[Headline: Tips for keeping your cool on competition day]
In Scale Aerobatics, there are two types of pilots. A sport aerobatic pilot is content with performing a loop, roll, and a few extreme maneuvers such as the hover and torque roll. A competition pilot, however, is interested in executing each figure of a given sequence with excellence.
Attending an International Miniature Aerobatic Club (IMAC) competition is a great experience for those who want to develop flight skills. Not only does Scale Aerobatics competition push a pilot to perfect his or her flying, it enforces structure in routine maintenance, preflight checks, proper sequence, and aircraft preparation.
Throughout this column, I will review a few preparation techniques that promote success. I’ll also explain some organizational basics to help pilots stay mentally focused and simplify the general aircraft assembly process, then explore the importance of practicing at a competition site. I’ll also discuss a few routine preflight checks to ensure that a given aircraft is as ready as its pilot. Let’s get started!

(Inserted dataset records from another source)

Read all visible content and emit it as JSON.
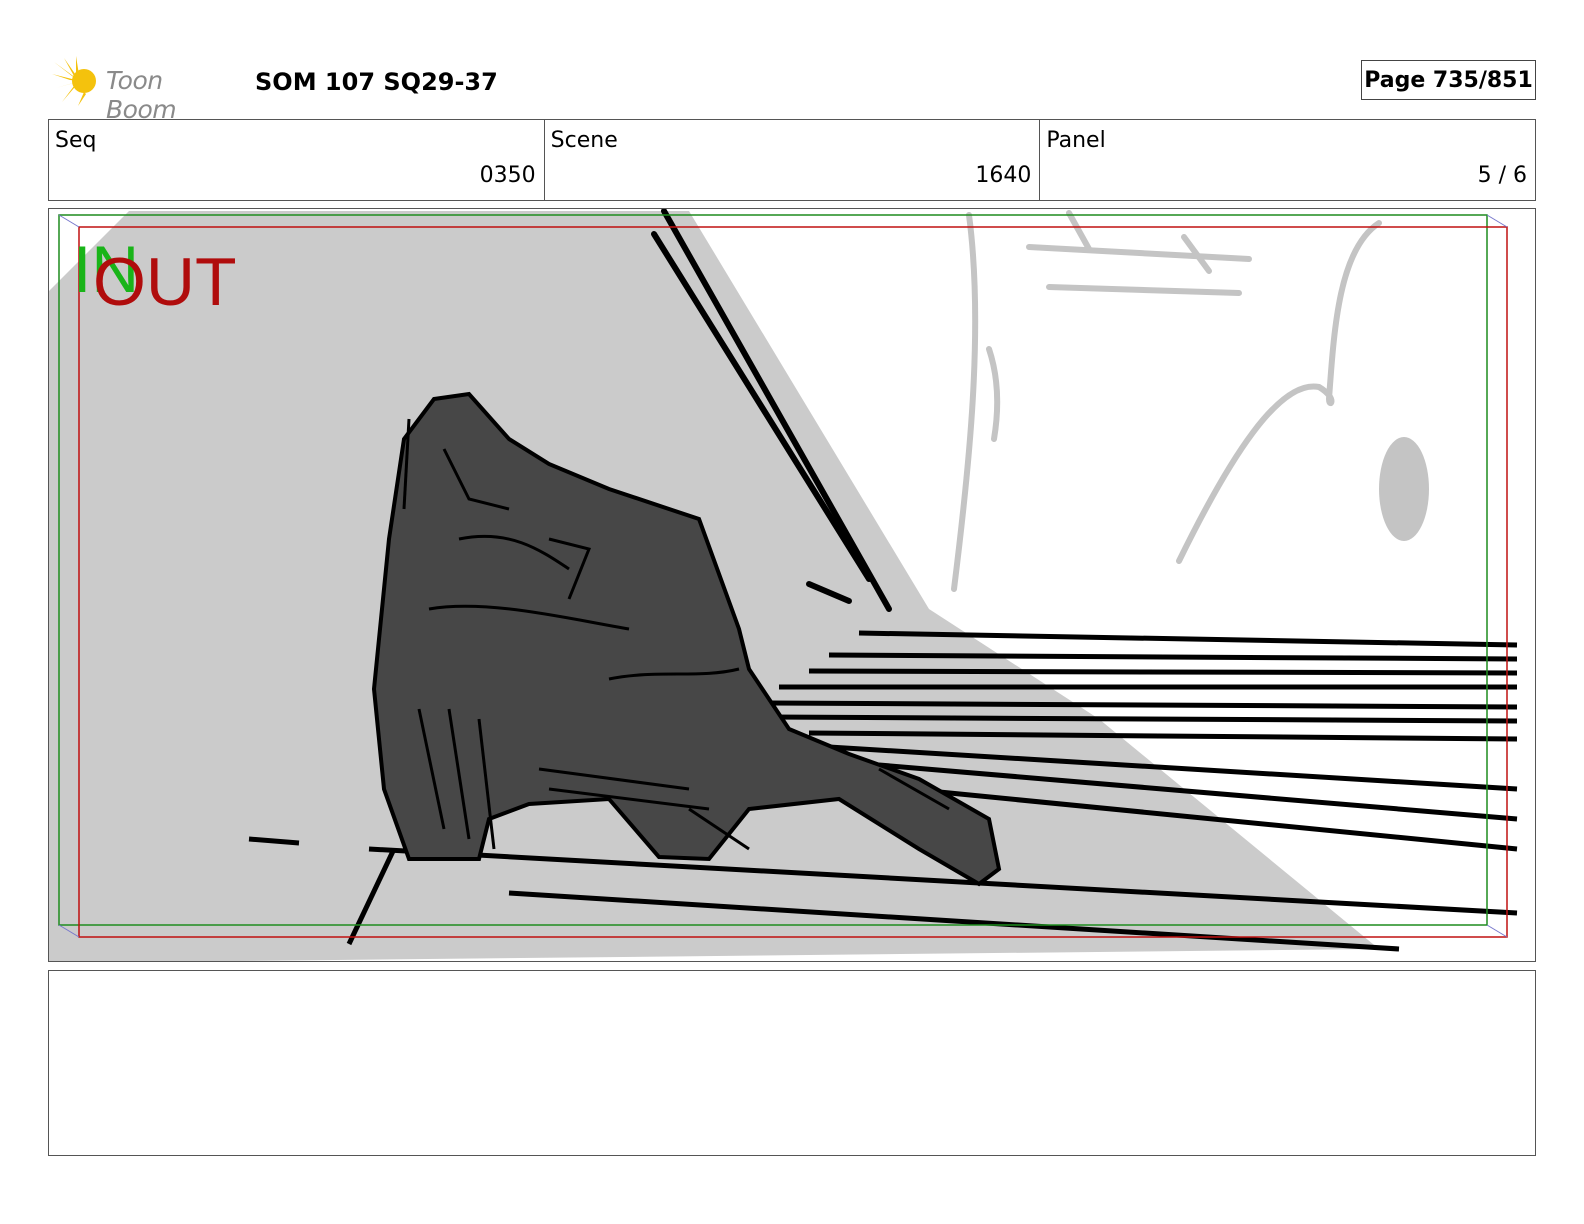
{
  "header": {
    "logo_text": "Toon Boom",
    "title": "SOM 107 SQ29-37",
    "page": "Page 735/851"
  },
  "fields": {
    "seq_label": "Seq",
    "seq_value": "0350",
    "scene_label": "Scene",
    "scene_value": "1640",
    "panel_label": "Panel",
    "panel_value": "5 / 6"
  },
  "frame": {
    "in_label": "IN",
    "out_label": "OUT"
  },
  "notes": {
    "text": ""
  },
  "colors": {
    "in_frame": "#1e8c1e",
    "out_frame": "#c01010",
    "logo_accent": "#f4c20d"
  }
}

Procedures and Organizational Basics
It is important for pilots to develop a routine for their aircraft’s assembly so they can have peace of mind on competition day and focus on their upcoming flights. To stay organized, I use tackle boxes such as those offered by Plano.
A tackle box makes it easy to keep all of the nuts, bolts, and any other items required to assemble a given aircraft readily available. It also organizes spare items and tools. In a perfect scenario, each airplane would have its own organizer to guarantee that you don’t forget any mandatory items.
When the aircraft is fully assembled, double-check all servo connections, servo arm screws, bolts, etc. Spending a few extra minutes checking these components is worth the time and effort.
I attended an event in the late 1990s at which a pilot forgot to bolt in a wing panel. While assembling the aircraft, he was talking with a fellow modeler. A few minutes into the first round of the competition, the wing came loose and the model spun into the ground. This scenario could have been prevented had the pilot been methodical during the assembly process.
To keep this from happening to you, keep a checklist that covers all important steps needed to assemble the aircraft. With the added stress of a competition, you could easily overlook simple steps.
Competition Preparation Defined
If you are serious about competition, you should arrive at the contest site at least a day early. Many pilots underestimate the importance of getting in a few flights at the competition site, and more importantly, ensuring that their aircraft is ready to perform at an elevation and/or climate that is different from their home flying field.
When the airplane is flight ready, power it up and turn on the transmitter. Make sure that all servos are responding as desired, all control directions are correct, and that the equipment passes a range check.
After a basic check of the controls, test the engine. Have someone hold the aircraft. Close the choke, pin the throttle to approximately 25%, and turn on the ignition. You need an assistant so you can be ready if the engine starts.
When you flip the propeller counterclockwise, the engine should fire. At that point, decrease the throttle to the idle position, open the choke, and flip the propeller until the engine runs. After a few seconds, gradually increase throttle until maximum power is achieved.
It is important to validate that the engine fires. Occasionally, you may have a bad ignition module, switch, battery, etc. that prevents the engine from firing. Discovering that a component must be replaced minutes before flying for the judges is undesirable!
You must verify that the throttle transition from idle to maximum power is as expected. Two needles, the high-end and low-end needles, are typically found on gasoline engine carburetors. Always begin with the factory-recommended settings, but if the elevation of the competition flying site is different from where the aircraft was last flown, or if the overall temperature differs, changing the needle settings may be required.
If the rpm steadily drops at full throttle, the engine is too lean and may be overheating. To correct this, slightly richen the high-end needle until a constant rpm is obtained. Adjust the low-end needle to smooth out the transition when the throttle is increased from idle to maximum power.
If the engine stutters in midrange as the throttle is advanced, the low-end needle may be too rich. If the engine quits, the low-end needle may be too lean. Turning the needles clockwise will lean the fuel mixture, and turning the needles counterclockwise will richen it.
Although you can check the engine rpm and transition on the ground, it is beneficial to get a flight on the airframe. Throughout a given sequence, the pilot may see that the engine leans out on extended vertical uplines. It is better to find this out a day or so before the competition than during the first round of the event! Make all of the necessary engine adjustments to have confidence in the aircraft.
It is important to keep the aircraft on charge and defueled until roughly 30 minutes before you are expected to fly. Make sure that the fuel is stored in a cool area. Supplying fuel that is the right temperature is mandatory to prevent vapor lock, which will cause the engine to quit during flight.
Competing can take a toll on a pilot, but you should now know a few techniques to help you keep your cool during the heat of competition. These practices should help newcomers and experienced Aerobatics pilots ensure that their equipment is ready for competition.
Remember to learn from each experience, ask the advice of fellow skilled pilots, and enjoy this fine sport!